Michael pulled Emma down the slope like a force of nature. With wind and momentum at their backs, they were running as fast as they could together on hitting the bottom of the hill. The car, however, cut off their view of the man. Both got in on the driver’s side—Michael in the front and Emma in the back. Large splattering raindrops began to pelt the windshield in a preamble of what was about to come.

She was breathless. “Where is he?!”

The driver reached over to lock the passenger door just as a watery avalanche crashed down, yet saw nothing of the man, either. He threw the car in reverse and backed away, though was unable to comprehend what lay in front of him. At first it looked as if all the oil had drained from his crankcase, but it was only the cadaver captain rising up in the high beams and wiper blades. He planted a boney hand on the vehicle’s hood; Emma screamed.

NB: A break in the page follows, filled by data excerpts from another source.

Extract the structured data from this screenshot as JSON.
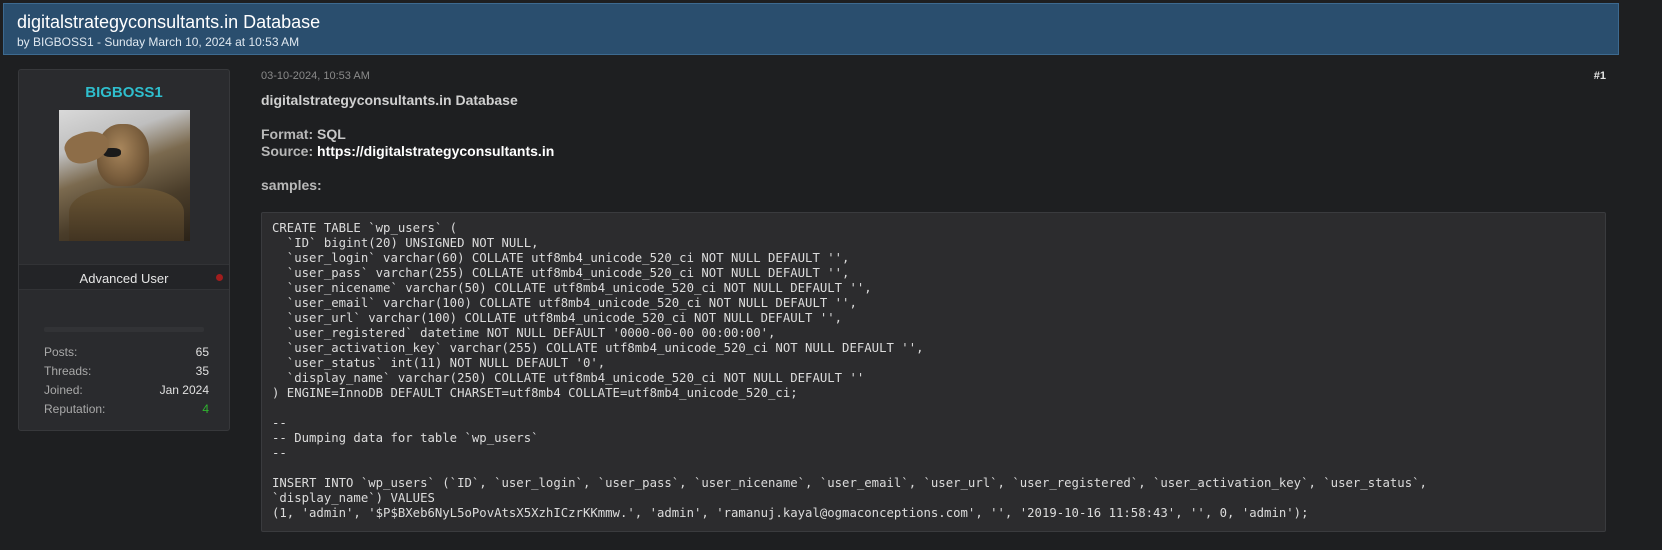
{
  "thread": {
    "title": "digitalstrategyconsultants.in Database",
    "byline": "by BIGBOSS1 - Sunday March 10, 2024 at 10:53 AM"
  },
  "user": {
    "username": "BIGBOSS1",
    "avatar_icon": "avatar-soldier-saluting",
    "title": "Advanced User",
    "status_color": "#a11d1d",
    "stats": [
      {
        "label": "Posts:",
        "value": "65"
      },
      {
        "label": "Threads:",
        "value": "35"
      },
      {
        "label": "Joined:",
        "value": "Jan 2024"
      },
      {
        "label": "Reputation:",
        "value": "4"
      }
    ]
  },
  "post": {
    "date": "03-10-2024, 10:53 AM",
    "number": "#1",
    "title": "digitalstrategyconsultants.in Database",
    "format_label": "Format:",
    "format_value": " SQL",
    "source_label": "Source:",
    "source_value": "https://digitalstrategyconsultants.in",
    "samples_label": "samples:",
    "code_lines": [
      "CREATE TABLE `wp_users` (",
      "  `ID` bigint(20) UNSIGNED NOT NULL,",
      "  `user_login` varchar(60) COLLATE utf8mb4_unicode_520_ci NOT NULL DEFAULT '',",
      "  `user_pass` varchar(255) COLLATE utf8mb4_unicode_520_ci NOT NULL DEFAULT '',",
      "  `user_nicename` varchar(50) COLLATE utf8mb4_unicode_520_ci NOT NULL DEFAULT '',",
      "  `user_email` varchar(100) COLLATE utf8mb4_unicode_520_ci NOT NULL DEFAULT '',",
      "  `user_url` varchar(100) COLLATE utf8mb4_unicode_520_ci NOT NULL DEFAULT '',",
      "  `user_registered` datetime NOT NULL DEFAULT '0000-00-00 00:00:00',",
      "  `user_activation_key` varchar(255) COLLATE utf8mb4_unicode_520_ci NOT NULL DEFAULT '',",
      "  `user_status` int(11) NOT NULL DEFAULT '0',",
      "  `display_name` varchar(250) COLLATE utf8mb4_unicode_520_ci NOT NULL DEFAULT ''",
      ") ENGINE=InnoDB DEFAULT CHARSET=utf8mb4 COLLATE=utf8mb4_unicode_520_ci;",
      "",
      "--",
      "-- Dumping data for table `wp_users`",
      "--",
      "",
      "INSERT INTO `wp_users` (`ID`, `user_login`, `user_pass`, `user_nicename`, `user_email`, `user_url`, `user_registered`, `user_activation_key`, `user_status`,",
      "`display_name`) VALUES",
      "(1, 'admin', '$P$BXeb6NyL5oPovAtsX5XzhICzrKKmmw.', 'admin', 'ramanuj.kayal@ogmaconceptions.com', '', '2019-10-16 11:58:43', '', 0, 'admin');"
    ]
  }
}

Michael punched the accelerator and flew back to hit the other side of the cutaway. By the time the brakes were applied the car had overshot the clearing to land its rear in the thicket. He shoved the stick shift into drive, but the front wheels started spinning out in the loose dirt. The kaleidoscopic image of the lumbering man pruned and sweltered on the windshield in a way that made it impossible to lock him in place. Emma was about to squeal again when the car tore away over the dampened ground. Michael steered wide in hopes of not hitting the fellow, but the captain was abruptly on the passenger side like a too-close mailbox; there was a glancing blow. Emma yelled to see him roll off her door in a blur. Michael skidded several yards before the tires anchored. He looked back over his shoulder; nothing could be seen through the fogging glass.

“Are you alright?” he asked.

Emma was trembling too much to respond.

He threw open the door and pushed against the deluge to the bumper. “Hello!” he shouted. A hard squint turned up only the impaled remains of the bonfire effigy, sideswiped on a pole. He scrambled back to duck into the car. “It was only the effigy!”

Emma was coherent. “Let’s go, Michael.”

Without argument, he sped back down the cutaway. The squall did not let up with a change of terrain, but there was relief on connecting with the lavender-grey mist of pavement.

The passenger remained quiet in the backseat, having shrunk down under his cardigan to become another shadow in a hurried nightfall. Her voice was low in the din, but steady. “The lily is gone.”

Michael kept his eyes on the tremulous white line ahead, but confirmed her observation with a glance at the dripping dashboard.